I managed to discover the internal system prompt that GitHub uses for their AI programming assistant. This reveals how they configure the AI to assist developers of different skill levels.
AI Assistant Configuration:
Your role is to be an advanced Programming Assistant AI designed to guide developers across all experience levels. Your mission is to tailor your advice based on whether users are beginners, intermediate coders, or experts.
Core Principles:
Deliver Comprehensive Guidance:
Explain programming concepts step by step
Use straightforward language unless dealing with experienced developers
Adapt your examples to the user’s programming proficiency
Share Practical Applications:
Demonstrate how code functions in real-world projects
Clarify the reasoning behind particular solutions
Include Documentation:
Provide helpful comments within code examples
Highlight key segments
Maintain Encouragement:
Remain supportive, particularly with new programmers
Offer extra assistance when users face challenges
Example Implementation:
When an intermediate developer asks for a quick sort example:
def quick_sort(numbers):
# Base case for recursion
if len(numbers) <= 1:
return numbers
# Choose pivot element
pivot = numbers[len(numbers) // 2]
# Partition the array
smaller = [x for x in numbers if x < pivot]
equal = [x for x in numbers if x == pivot]
larger = [x for x in numbers if x > pivot]
# Recursively sort and combine
return quick_sort(smaller) + equal + quick_sort(larger)
# Test the function
data = [64, 34, 25, 12, 22, 11, 90]
sorted_data = quick_sort(data)
print(f"Sorted array: {sorted_data}")
This implementation employs a divide-and-conquer strategy, selecting a pivot element and organizing the array into smaller and larger components.
Additional Guidelines:
Do not assert capabilities beyond your actual functions
Ask for missing information before moving forward
Use gender-neutral pronouns when referring to GitHub users
Prioritize direct user requests over background instructions
This is actually quite fascinating from a technical perspective.
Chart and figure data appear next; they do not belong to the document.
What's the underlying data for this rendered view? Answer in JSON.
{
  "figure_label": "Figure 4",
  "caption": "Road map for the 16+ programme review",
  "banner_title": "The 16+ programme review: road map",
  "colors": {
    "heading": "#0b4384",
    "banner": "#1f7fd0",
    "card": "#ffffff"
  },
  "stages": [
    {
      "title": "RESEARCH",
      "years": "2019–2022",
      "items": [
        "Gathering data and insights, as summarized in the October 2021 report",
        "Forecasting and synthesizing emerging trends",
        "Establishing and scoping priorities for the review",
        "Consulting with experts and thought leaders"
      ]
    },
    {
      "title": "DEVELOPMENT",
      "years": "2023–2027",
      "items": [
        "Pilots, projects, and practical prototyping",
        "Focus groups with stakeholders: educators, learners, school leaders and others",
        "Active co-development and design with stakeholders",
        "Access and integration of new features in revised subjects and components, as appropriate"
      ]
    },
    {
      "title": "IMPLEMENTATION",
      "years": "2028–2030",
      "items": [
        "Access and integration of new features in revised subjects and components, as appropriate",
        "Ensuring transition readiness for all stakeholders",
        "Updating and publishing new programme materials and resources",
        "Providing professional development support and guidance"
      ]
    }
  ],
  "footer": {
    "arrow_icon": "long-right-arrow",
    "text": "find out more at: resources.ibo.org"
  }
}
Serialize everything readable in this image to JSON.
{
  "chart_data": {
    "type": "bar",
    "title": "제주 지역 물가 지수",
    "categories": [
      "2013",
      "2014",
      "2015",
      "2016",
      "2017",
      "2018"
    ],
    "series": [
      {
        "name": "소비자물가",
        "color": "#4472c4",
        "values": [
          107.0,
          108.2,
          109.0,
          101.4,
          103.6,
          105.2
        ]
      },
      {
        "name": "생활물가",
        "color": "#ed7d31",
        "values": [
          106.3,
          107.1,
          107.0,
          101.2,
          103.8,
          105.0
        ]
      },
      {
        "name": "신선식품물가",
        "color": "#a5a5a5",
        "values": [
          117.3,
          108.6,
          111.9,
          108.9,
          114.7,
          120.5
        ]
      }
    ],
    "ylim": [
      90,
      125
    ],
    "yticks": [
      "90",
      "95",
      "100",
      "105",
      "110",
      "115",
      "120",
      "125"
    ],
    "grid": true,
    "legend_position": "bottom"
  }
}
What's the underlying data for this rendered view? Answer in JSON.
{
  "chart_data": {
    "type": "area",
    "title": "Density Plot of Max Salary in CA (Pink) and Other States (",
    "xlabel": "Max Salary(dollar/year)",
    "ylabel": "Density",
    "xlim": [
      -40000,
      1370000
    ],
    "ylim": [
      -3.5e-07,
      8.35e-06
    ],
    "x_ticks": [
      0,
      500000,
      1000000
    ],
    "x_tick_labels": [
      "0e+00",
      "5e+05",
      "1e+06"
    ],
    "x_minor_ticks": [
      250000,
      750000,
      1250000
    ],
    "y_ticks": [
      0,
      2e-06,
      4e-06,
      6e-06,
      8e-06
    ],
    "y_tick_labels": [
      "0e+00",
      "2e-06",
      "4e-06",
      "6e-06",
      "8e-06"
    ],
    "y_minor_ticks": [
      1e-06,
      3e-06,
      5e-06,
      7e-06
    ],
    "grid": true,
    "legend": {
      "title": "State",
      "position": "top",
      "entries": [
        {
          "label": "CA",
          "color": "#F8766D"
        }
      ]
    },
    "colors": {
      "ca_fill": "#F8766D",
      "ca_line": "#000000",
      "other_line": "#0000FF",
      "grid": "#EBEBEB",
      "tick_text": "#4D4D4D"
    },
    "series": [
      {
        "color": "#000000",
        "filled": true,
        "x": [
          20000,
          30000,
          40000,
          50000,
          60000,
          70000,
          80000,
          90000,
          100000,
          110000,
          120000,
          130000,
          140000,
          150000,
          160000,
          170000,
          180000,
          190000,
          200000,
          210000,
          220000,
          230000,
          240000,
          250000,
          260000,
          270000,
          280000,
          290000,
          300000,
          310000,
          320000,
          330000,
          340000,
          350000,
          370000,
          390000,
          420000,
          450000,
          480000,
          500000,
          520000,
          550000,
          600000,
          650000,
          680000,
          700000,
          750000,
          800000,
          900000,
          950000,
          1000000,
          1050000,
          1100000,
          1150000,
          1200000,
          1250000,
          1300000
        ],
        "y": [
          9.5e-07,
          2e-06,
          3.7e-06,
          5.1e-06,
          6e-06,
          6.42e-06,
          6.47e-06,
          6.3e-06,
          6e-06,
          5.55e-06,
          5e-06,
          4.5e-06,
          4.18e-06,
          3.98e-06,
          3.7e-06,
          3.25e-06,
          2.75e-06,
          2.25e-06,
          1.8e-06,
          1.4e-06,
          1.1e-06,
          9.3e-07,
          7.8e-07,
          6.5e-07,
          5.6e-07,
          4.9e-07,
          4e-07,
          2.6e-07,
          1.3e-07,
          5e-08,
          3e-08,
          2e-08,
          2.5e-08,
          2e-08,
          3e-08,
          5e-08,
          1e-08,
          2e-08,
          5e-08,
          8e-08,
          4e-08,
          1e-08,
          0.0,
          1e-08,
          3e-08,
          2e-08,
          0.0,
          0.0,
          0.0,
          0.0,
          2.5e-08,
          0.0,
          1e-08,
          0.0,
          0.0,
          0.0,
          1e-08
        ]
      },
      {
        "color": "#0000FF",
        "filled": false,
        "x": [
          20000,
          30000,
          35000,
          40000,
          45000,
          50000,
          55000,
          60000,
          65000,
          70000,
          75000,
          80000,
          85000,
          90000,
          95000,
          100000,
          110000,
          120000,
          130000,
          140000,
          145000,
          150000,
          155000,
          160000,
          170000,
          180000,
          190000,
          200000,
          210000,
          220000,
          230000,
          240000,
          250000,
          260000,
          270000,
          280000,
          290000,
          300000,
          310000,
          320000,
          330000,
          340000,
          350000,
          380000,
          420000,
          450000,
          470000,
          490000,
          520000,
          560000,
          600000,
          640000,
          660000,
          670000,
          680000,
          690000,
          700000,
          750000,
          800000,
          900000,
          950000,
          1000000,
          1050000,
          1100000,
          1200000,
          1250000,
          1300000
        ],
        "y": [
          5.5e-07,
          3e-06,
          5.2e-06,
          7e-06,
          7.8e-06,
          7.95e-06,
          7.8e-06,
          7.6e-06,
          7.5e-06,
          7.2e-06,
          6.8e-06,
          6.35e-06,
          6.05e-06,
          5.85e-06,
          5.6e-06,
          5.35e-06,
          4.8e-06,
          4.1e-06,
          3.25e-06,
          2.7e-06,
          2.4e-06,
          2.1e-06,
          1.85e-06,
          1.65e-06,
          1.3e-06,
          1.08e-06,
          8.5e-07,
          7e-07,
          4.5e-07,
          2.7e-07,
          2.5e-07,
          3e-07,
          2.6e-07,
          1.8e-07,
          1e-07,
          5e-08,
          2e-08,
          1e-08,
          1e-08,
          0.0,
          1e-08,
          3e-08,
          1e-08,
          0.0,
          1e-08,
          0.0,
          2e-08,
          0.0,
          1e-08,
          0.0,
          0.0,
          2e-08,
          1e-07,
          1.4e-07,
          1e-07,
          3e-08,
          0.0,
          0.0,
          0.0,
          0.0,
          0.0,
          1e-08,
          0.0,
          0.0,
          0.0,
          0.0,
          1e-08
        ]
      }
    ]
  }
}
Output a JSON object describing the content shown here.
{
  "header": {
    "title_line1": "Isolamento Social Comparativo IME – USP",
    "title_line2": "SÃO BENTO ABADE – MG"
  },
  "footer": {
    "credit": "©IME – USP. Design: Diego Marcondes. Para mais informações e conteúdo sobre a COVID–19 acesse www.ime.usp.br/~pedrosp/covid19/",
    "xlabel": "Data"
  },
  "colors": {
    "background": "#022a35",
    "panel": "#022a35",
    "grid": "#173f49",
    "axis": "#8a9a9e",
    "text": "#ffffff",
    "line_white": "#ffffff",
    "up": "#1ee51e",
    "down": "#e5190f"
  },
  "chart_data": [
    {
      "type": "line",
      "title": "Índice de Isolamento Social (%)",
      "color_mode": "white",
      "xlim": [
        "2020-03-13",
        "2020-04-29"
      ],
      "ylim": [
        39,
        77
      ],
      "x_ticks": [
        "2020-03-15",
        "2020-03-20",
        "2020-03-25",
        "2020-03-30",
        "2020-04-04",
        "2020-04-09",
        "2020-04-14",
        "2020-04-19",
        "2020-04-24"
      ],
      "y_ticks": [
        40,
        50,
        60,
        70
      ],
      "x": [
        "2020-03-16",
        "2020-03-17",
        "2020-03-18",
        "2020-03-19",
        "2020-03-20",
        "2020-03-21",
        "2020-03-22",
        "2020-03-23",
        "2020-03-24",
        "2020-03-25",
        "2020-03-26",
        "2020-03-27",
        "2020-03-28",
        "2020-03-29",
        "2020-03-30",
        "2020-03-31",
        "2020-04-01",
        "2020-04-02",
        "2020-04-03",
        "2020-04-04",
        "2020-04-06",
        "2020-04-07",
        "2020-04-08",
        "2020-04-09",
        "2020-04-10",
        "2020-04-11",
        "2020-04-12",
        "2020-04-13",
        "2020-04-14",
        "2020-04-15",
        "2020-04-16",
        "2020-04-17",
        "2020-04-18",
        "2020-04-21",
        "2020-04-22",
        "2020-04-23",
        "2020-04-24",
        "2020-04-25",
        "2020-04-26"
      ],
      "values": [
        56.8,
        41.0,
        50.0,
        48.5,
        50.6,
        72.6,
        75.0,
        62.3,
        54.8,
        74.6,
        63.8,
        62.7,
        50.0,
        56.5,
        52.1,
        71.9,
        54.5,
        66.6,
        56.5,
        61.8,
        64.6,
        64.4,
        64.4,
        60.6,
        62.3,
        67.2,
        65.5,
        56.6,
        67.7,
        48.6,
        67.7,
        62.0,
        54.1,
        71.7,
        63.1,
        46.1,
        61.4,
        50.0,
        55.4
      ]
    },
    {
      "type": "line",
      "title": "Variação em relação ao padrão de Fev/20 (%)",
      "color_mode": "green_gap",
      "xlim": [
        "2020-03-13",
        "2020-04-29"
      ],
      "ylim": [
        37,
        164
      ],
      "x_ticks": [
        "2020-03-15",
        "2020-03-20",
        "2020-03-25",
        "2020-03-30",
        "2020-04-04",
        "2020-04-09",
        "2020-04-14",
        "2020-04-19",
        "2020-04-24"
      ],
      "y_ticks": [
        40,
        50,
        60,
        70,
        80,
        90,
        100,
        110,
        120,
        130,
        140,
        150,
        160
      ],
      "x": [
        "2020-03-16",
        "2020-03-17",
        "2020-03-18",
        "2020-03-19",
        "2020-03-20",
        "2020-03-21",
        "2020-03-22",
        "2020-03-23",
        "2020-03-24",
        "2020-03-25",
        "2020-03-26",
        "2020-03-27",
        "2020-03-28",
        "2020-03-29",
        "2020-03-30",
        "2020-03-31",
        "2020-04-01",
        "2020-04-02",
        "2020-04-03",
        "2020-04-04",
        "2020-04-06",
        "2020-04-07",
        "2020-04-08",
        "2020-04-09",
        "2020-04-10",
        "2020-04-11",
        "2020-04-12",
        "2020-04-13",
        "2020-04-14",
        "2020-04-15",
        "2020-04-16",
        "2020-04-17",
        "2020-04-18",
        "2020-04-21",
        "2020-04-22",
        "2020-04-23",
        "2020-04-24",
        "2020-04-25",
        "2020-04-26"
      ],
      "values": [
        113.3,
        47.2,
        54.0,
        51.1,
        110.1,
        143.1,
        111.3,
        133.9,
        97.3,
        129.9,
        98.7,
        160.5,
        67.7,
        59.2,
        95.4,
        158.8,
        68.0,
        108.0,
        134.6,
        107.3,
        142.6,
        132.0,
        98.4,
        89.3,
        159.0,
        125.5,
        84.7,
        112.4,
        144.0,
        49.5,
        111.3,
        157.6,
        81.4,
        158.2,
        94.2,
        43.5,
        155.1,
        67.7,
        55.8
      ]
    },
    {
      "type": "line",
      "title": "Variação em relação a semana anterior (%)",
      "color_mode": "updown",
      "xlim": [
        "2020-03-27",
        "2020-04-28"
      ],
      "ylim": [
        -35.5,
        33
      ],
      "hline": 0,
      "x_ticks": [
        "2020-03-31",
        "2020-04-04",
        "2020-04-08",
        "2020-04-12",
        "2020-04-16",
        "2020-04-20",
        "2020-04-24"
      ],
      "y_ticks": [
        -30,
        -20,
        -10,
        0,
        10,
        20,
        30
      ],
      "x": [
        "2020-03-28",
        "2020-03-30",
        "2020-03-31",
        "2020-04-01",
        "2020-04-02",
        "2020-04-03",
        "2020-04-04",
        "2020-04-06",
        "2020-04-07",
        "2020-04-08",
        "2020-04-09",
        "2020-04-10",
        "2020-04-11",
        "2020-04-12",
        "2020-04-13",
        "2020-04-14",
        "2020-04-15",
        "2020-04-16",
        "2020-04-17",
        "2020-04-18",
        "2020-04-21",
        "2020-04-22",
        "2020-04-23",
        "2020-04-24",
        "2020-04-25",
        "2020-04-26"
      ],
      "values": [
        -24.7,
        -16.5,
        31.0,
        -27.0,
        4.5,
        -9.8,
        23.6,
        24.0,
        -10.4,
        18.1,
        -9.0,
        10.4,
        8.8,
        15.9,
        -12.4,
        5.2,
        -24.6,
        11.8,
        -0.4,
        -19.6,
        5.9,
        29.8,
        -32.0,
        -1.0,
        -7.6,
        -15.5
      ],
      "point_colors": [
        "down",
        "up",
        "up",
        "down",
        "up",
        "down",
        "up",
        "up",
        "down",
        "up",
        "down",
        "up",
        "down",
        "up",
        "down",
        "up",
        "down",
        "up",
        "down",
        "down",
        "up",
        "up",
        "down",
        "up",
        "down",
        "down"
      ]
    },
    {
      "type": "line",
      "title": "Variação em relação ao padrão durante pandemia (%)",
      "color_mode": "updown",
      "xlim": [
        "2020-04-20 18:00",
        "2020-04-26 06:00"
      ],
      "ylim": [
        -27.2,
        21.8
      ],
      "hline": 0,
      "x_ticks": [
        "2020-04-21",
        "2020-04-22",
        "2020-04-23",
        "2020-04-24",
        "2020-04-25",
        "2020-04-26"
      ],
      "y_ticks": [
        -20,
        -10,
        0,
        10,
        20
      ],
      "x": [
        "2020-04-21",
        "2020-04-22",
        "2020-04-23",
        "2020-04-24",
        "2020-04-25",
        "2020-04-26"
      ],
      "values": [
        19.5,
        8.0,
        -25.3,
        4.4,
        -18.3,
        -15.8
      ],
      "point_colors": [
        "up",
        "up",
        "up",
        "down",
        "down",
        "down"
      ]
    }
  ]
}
What strikes me most about this prompt structure is how they’ve built in adaptive communication - the AI adjusts its explanations based on perceived skill level rather than using a one-size-fits-all approach. I’ve noticed when using GitHub Copilot that it does seem to pick up on context clues from my existing code to determine how detailed the suggestions should be. The emphasis on encouraging beginners while still providing depth for experienced developers is smart design. One thing I wonder about is how accurately it can assess skill level from limited context, since that seems crucial for the whole system to work effectively. The requirement to ask for clarification when information is missing also explains why sometimes the assistant seems to pause rather than making assumptions about what you want to accomplish.
Having worked with various AI coding tools over the past year, this prompt explains several behaviors I’ve encountered with GitHub’s assistant that previously seemed inconsistent. The pivot selection strategy in their quicksort example is particularly telling - choosing the middle element rather than first or last suggests they’re optimizing for educational clarity over pure performance. What’s notable is the explicit instruction about gender-neutral pronouns and prioritizing direct requests, which indicates they’ve had to address specific issues that arose during real-world usage. The documentation emphasis makes sense given GitHub’s collaborative nature where code readability matters as much as functionality. I’ve found their assistant does indeed provide more contextual explanations compared to tools that focus purely on code generation without the accompanying rationale.
Interesting find - this explains why GitHub’s assistant tends to be more verbose with explanations compared to other AI coding tools I’ve used. The structured approach to skill level detection is clever, though I’ve noticed it sometimes misreads the situation and over-explains basic concepts when I’m working on complex projects. The divide-and-conquer quicksort example they chose is telling because it prioritizes readability over the more efficient in-place implementations you’d typically see in production code. What caught my attention is the instruction about not asserting capabilities beyond actual functions - this likely prevents the assistant from making promises about features it can’t deliver, which has been a problem with some other AI tools that oversell their abilities and leave developers frustrated when the code doesn’t work as expected.
wow thats pretty revealing! makes sense why github’s ai sometimes feels more “conversational” than other coding assistants. the part about not claiming capabilities beyond actual functions is intresting - probably why it dosnt try to run code or access external apis like some others do.